Regulatory Expertise and Transgovernmental Networks in Security Council Decision-making: The Non-proliferation Sanctions on Iran and North Korea

Conflict Resolution
International Relations
Decision Making
Thomas Doerfler
Universität Potsdam
Thomas Doerfler
Universität Potsdam

The paper explores how division of labor affects the interaction of Security Council members in the non-proliferation sanctions regimes on Iran and DPRK. The paper first develops a theoretical approach based on institutionalist theory and the concept of focal points to show how delegation of regulatory tasks to a sanctions committee subjects committee members to repeating coordination situations. It goes on to theoretically explore how impartial evidence and regulatory expertise could provide solutions to such coordination problems, even when great powers have diverging interests.

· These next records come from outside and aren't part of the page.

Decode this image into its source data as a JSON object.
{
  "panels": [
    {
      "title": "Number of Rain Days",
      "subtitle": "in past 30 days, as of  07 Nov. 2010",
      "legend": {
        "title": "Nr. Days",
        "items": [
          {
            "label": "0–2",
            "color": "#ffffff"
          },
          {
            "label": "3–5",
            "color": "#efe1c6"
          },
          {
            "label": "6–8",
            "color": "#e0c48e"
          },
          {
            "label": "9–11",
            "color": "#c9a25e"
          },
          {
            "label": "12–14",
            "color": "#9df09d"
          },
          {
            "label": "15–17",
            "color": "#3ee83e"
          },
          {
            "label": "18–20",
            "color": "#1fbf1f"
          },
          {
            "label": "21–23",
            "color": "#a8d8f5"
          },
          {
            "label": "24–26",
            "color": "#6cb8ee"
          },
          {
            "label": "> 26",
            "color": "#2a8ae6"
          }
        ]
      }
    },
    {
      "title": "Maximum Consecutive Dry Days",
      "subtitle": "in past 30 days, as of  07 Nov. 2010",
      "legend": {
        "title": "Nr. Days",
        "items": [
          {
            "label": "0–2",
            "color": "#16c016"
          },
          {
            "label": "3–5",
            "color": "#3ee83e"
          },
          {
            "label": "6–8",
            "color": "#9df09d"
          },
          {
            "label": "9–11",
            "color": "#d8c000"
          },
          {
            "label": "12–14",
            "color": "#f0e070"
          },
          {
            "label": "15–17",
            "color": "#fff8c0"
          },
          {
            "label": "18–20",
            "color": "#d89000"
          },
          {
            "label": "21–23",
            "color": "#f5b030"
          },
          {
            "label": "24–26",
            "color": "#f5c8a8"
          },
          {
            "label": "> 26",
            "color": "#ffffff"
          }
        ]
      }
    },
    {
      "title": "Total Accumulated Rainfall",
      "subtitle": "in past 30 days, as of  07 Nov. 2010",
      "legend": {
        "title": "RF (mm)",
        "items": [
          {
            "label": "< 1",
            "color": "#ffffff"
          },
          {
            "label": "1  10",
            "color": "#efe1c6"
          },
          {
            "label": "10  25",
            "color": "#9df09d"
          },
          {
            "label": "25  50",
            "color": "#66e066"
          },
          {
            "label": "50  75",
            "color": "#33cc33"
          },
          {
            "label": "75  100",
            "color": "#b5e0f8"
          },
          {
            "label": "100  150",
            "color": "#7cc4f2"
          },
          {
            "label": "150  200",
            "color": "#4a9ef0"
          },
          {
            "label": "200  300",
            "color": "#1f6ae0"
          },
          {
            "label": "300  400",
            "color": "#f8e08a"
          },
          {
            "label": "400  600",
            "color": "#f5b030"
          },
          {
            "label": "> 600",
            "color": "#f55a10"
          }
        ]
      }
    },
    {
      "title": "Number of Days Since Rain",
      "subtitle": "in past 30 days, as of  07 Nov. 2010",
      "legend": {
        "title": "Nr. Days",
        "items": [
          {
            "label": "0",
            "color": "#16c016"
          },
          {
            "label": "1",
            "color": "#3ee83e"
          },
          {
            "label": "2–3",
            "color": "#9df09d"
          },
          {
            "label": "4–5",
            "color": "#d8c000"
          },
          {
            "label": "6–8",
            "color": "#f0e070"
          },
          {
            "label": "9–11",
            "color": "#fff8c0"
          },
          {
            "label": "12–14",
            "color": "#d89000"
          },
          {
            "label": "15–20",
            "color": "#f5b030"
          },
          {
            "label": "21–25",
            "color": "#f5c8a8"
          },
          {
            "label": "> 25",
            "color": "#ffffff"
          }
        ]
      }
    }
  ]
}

In a second step, based on available Council documents, US diplomatic cables and press coverage, the paper examines how impartial evidence and regulatory expertise can become a powerful tool of interaction in the Iran sanctions regime. In a first mechanism, the Council delegated decision competencies to its Iran sanctions committee, which mainly focused on follow-up decisions on sanctions violators. Even though the great powers disagreed, impartial information provided by the associated Panel of Experts served as focal points on which sanctions targets should be selected. In a second mechanism, the Council used the comprehensive lists of nuclear weapons and ballistic missile related items elaborated by the transgovernmental Nuclear Suppliers Group (NSG) and Missile Technology Control Regime (MTCR), as external focal points.
In a third step, the paper examines how delegation to a sanctions committee and reference to externally provided regulatory expertise affected Council members in the DPRK sanctions regime. Similarly, in a first mechanism, the Council delegated the task to determine follow-up decisions on the DPRK non-proliferation file to its DPRK sanctions committee. Because the permanent members disagreed over these decisions, the turn to impartial evidence submitted by the associated Panel of Experts provided a solution to the coordination problem in the committee. In a second mechanism, the Council again decided on trade restrictions on civil-military items (‘dual-use’) on the basis of lists externally provided by the NSG and MTCR, bridging a conflict among permanent members.
The paper finds that impartial evidence and regulatory expertise provide solutions to great power conflict because they serve as focal points around which state expectations converge. The empirical analysis shows that Security Council members are driven towards evidence-based decision-making on sanctions violations and dual-use items in both the Iran and the DPRK sanctions regimes. The paper concludes that ‘high politics’ decision-making on non-proliferation can produce rule-based regulatory decisions without excluding the member states from the decision process, even in cases where the great powers disagree on sanctions.